Whatever Carl Icahn is drinking I want some! How this septuagenarian activist-investor keeps running like the Energizer bunny is what intrigues me.
According to the latest Forbes profile on Icahn he drinks Coke out of a crystal cup. Another Coke lover, like fellow iconic investor Warren Buffett. The only other similarity between Icahn and Buffett is their fondness for the rails with Icahn having held American Railcar Industries, Inc. (NASDAQ:ARII) as a long term core holding.
Surprisingly, Icahn Enterprises LP (NASDAQ:IEP) has had a much better return than Berkshire Hathaway Inc. (NYSE:BRK.A) according to Forbes, 840% to 250% respectively since 2000. Icahn Enterprises offers a 7.00% yield with a P/E of 14.54.
Two different philosophies of investing?
Both claim to be followers of Graham & Dodd investing but Icahn has a shorter time frame. Buffett has often claimed his time frame is forever.
Icahn’s recent huge buy of Herbalife is something that Buffett would likely never consider. Too much headline risk, too much short interest, and not as proven as faves like The Coca-Cola Company (NYSE:KO), International Business Machines Corp. (NYSE:IBM) and Wells Fargo & Co (NYSE:WFC), all a century old.
Icahn ‘s modus operandi is to take a stake, maybe get some board seats, and catalyze the changes he deems fit like prompting Transocean LTD (NYSE:RIG) to let loose cash in the form of a special dividend or pushing for the resignation of the CEO at Chesapeake Energy Corporation (NYSE:CHK). Both stocks rose since his involvement.
And he hasn’t always been right. Remember his stake in Lions Gate Entertainment Corp. (USA) (NYSE:LGF) that he sold off in the sevens because they weren’t changing it up fast enough for his liking? Eighteen months later it has more than tripled.
Should you ride the rails with Icahn?
Transocean LTD (NYSE:RIG) and American Railcar Industries are the most interesting Icahn stocks with traditional business models and aren’t in danger of lowered demand like Netflix, Inc. (NASDAQ:NFLX) or Dell Inc. (NASDAQ:DELL).
American Railcar Industries just made the Forbes 100 “Most Trustworthy” list as determined by GMI Ratings on 60 metrics of risk and corporate governance with an average AGR (accounting and governance risk) score of 92.
It’s a small cap, but has a yield of 2.20% at only an 8.00% payout ratio with a P/E of 15.64. It’s trading at all-time highs and is up 91% over the last year. Yet, the PEG is only .80; lower than competitors Trinity Industries, Inc. (NYSE:TRN) and Greenbrier Companies Inc (NYSE:GBX). The company operates as a subsidiary of Icahn Enterprises but based in St. Louis it’s far away from Icahn’s Manhattan aerie.

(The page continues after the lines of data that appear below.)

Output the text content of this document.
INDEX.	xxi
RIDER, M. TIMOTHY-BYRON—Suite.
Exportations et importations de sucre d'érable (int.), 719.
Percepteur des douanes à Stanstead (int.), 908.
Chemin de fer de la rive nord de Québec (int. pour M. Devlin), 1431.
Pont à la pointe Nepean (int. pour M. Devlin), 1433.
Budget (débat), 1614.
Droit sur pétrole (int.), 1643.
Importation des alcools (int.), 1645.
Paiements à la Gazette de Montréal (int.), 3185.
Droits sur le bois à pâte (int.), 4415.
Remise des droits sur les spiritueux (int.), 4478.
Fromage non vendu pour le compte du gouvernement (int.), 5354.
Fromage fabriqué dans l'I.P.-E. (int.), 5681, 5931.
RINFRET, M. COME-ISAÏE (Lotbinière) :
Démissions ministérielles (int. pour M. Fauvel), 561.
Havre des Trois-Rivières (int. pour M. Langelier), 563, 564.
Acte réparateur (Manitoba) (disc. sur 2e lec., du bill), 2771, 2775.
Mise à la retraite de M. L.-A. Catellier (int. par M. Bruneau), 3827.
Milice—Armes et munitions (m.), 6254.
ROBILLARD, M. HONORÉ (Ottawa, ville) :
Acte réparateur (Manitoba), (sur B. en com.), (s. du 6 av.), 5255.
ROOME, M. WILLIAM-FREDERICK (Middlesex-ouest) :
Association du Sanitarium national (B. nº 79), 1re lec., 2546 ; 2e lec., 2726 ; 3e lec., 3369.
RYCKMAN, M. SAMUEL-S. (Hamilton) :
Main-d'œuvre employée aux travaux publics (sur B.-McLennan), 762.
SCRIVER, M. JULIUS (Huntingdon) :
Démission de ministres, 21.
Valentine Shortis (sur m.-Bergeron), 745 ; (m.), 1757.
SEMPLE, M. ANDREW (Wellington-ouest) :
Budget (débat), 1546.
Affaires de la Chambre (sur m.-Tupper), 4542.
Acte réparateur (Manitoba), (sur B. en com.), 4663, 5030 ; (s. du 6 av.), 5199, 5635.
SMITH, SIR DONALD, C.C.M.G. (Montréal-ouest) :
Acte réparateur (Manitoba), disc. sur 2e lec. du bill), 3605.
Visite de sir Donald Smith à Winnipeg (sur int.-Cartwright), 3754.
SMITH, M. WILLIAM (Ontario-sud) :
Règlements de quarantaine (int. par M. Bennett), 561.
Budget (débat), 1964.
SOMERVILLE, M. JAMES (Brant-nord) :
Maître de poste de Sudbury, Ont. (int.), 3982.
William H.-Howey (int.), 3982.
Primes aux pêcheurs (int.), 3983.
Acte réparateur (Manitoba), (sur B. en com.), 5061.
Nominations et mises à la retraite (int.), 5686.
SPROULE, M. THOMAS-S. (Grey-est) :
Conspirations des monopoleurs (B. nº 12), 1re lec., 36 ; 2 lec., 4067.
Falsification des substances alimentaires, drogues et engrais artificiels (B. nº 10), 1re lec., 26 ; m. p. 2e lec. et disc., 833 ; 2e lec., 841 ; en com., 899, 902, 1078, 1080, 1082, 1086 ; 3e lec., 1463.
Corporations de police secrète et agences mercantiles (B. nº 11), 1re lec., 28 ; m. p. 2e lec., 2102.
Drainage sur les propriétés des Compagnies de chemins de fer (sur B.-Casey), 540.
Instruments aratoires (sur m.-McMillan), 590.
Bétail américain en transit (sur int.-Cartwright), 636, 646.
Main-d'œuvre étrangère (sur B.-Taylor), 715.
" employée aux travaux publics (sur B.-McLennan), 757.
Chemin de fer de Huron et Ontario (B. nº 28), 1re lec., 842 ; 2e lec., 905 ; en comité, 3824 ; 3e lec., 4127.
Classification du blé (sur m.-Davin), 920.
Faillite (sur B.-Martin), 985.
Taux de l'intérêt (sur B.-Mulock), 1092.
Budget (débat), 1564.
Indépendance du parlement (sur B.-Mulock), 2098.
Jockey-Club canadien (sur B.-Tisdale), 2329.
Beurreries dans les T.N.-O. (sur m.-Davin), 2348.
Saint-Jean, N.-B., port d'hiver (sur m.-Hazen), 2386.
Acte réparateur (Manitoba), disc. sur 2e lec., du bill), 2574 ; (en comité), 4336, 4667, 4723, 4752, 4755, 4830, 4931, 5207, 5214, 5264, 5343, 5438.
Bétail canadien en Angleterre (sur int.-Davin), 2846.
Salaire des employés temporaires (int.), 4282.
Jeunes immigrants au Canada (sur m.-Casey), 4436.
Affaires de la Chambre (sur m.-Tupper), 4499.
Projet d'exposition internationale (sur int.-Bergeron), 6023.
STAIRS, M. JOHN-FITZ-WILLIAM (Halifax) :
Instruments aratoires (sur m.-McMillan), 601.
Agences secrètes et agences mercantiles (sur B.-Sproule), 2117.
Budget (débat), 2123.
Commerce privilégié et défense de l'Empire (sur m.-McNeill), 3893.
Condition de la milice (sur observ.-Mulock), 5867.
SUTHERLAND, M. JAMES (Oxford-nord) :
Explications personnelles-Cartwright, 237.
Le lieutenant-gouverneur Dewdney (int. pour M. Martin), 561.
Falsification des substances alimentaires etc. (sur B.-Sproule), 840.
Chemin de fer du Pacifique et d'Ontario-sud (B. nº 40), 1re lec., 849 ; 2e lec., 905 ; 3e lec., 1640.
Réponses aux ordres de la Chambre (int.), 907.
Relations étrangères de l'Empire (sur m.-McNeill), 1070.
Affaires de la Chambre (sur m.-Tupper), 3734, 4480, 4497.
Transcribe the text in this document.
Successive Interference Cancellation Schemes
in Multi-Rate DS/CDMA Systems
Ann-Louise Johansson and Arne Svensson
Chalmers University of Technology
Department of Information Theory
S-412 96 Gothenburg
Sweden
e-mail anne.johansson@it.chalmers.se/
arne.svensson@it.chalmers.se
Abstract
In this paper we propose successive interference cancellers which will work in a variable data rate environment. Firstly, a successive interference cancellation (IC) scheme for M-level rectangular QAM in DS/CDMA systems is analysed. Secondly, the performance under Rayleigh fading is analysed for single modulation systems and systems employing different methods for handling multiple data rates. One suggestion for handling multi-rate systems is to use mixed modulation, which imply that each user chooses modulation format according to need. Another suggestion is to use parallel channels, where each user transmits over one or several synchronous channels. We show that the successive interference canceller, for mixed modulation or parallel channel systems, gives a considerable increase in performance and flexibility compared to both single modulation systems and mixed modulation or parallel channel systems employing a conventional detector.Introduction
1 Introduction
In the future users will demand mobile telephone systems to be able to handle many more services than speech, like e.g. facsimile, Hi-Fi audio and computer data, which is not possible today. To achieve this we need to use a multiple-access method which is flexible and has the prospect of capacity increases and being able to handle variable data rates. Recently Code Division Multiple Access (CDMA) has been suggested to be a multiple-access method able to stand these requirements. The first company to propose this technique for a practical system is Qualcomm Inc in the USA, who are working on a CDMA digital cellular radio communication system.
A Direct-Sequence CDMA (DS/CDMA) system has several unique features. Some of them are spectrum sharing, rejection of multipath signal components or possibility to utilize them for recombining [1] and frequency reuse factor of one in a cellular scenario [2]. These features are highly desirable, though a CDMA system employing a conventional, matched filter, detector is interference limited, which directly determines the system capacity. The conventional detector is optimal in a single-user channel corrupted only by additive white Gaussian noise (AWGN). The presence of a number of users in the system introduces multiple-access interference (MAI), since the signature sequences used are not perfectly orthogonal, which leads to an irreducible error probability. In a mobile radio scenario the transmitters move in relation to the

In December, Icahn and American Railcar made bids for Greenbriar Companies but was rejected… twice. American Railcar still has a higher yield than its two rivals and analysts see 15% EPS growth.
This company designs, manufactures and sells its tank and hopper railcars which carry everything from grains to chemicals to petroleum products. Forbes called it a reliable “cash cow” for Icahn. With a railcar leasing and finance arm as well as a solid business in the repair and servicing of railcars, American Railcar is poised to continue outperforming.
Drilling down with Icahn
Deepwater driller Transocean LTD (NYSE:RIG) shareholders should hope that Icahn can duplicate the magic he’s had at CVR Energy in which he took an 80% stake. The share price has risen at CVR since then unlocking even more value by Icahn’s convincing them to spin off CVR Refining in January. Icahn wants to bring the Transocean share price back to its glory days of the mid $80s before the BP/Transocean LTD (NYSE:RIG) oil spill disaster.